OK, também não é para tanto. Até porque nem me recordo de ter falado publicamente que nunca usaria o Obsidian (se falei, ooops… rs).
Mas há quase um ano escrevi um post sobre por que abandonei o PARA e adotei o Timeline System e mandei aquela máxima clássica: focar no sistema, não na ferramenta. Na época, estava todo mundo no hype de alternar entre Notion e Obsidian jurando que a vida mudaria 100%. Não duvido que mude para alguns, mas acabei ficando no Notion mesmo, rodando o meu Timeline System.
Acontece que, de uns dois meses para cá, o cenário mudou:
- Insatisfação com o sistema: Não estava mais rodando bem nem com o Timeline System, muito menos com o PARA (mas isso vira pauta para o próximo post);
- Novo fluxo: Testei e consolidei um novo sistema que realmente funciona para mim;
- Mais Markdown na stack: Comecei a usar cada vez mais ferramentas baseadas em
.md(inclusive por aqui).
Com tanta mudança, usar o Notion começou a gerar um atrito desnecessário (apesar dele aceitar Markdown, não é a mesma coisa). Aí lembrei do óbvio: o Obsidian roda nativamente em arquivos .md.
Venci a preguiça do mundo, fui lá fazer o setup inicial — que é super simples de sair usando, mas tem o potencial de virar um buraco negro de customização pior que o Notion se você deixar — e resolvi o dilema da sincronização sem querer pagar a conta kkk.

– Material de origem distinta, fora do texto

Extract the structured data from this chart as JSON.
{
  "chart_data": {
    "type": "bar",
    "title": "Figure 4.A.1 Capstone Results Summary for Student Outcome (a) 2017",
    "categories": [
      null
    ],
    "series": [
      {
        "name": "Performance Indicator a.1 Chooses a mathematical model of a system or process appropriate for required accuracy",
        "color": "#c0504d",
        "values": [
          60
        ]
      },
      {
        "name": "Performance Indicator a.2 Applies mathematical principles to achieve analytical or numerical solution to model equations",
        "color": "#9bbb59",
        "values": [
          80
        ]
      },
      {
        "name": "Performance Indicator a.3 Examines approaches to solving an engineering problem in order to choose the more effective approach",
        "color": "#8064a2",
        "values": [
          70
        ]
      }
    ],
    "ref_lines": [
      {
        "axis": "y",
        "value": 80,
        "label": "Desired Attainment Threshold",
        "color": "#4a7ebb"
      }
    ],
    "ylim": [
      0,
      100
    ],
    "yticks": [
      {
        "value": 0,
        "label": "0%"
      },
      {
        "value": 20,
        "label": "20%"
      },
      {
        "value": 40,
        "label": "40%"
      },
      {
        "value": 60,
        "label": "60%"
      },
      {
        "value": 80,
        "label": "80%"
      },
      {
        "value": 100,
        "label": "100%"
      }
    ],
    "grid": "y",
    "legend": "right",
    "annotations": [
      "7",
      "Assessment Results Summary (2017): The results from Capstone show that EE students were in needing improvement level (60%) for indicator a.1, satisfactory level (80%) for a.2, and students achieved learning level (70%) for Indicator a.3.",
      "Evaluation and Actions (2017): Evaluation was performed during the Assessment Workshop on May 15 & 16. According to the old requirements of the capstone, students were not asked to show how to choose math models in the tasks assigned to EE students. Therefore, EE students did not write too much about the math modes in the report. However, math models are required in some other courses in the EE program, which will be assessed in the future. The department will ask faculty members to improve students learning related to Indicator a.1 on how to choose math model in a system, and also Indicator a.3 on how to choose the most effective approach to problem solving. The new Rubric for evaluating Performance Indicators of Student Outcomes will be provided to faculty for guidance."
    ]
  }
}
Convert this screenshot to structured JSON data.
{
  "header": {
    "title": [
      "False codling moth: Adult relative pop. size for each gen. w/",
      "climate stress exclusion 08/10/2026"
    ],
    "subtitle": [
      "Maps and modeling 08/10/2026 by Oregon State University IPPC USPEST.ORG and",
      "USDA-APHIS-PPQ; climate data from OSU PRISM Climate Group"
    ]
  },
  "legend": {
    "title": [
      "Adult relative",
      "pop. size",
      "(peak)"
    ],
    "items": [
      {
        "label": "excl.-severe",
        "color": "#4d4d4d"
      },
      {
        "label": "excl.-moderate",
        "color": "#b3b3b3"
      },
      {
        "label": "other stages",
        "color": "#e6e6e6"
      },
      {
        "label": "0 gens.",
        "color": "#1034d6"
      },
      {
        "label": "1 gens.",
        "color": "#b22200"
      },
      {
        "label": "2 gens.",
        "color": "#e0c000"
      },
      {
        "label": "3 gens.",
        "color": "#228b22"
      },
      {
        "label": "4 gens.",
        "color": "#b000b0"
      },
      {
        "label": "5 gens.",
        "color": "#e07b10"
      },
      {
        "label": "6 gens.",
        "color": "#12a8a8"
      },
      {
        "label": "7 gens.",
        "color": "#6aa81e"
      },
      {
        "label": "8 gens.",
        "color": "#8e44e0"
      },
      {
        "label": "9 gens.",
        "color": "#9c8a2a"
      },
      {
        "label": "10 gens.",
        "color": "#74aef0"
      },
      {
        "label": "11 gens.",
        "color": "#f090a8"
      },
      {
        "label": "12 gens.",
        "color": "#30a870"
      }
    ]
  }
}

Em meio dia resolvi o setup, importei minha base inteira do Notion para o Obsidian e acertei o sync. Dito isso: estou gostando bastante do resultado.
Mas não necessariamente porque é uma ferramenta muito superior às outras, e sim porque ela é simples onde eu mais queria: arquivos .md locais.
Enfim, ainda são poucos dias de uso. Vamos acompanhando.
C’ya o/
PS: Esse conteúdo foi inteiramente escrito no Obsidian usando Markdown. Mentira, foi no Google Docs mesmo kkk Mas o backup segue no Obsidian.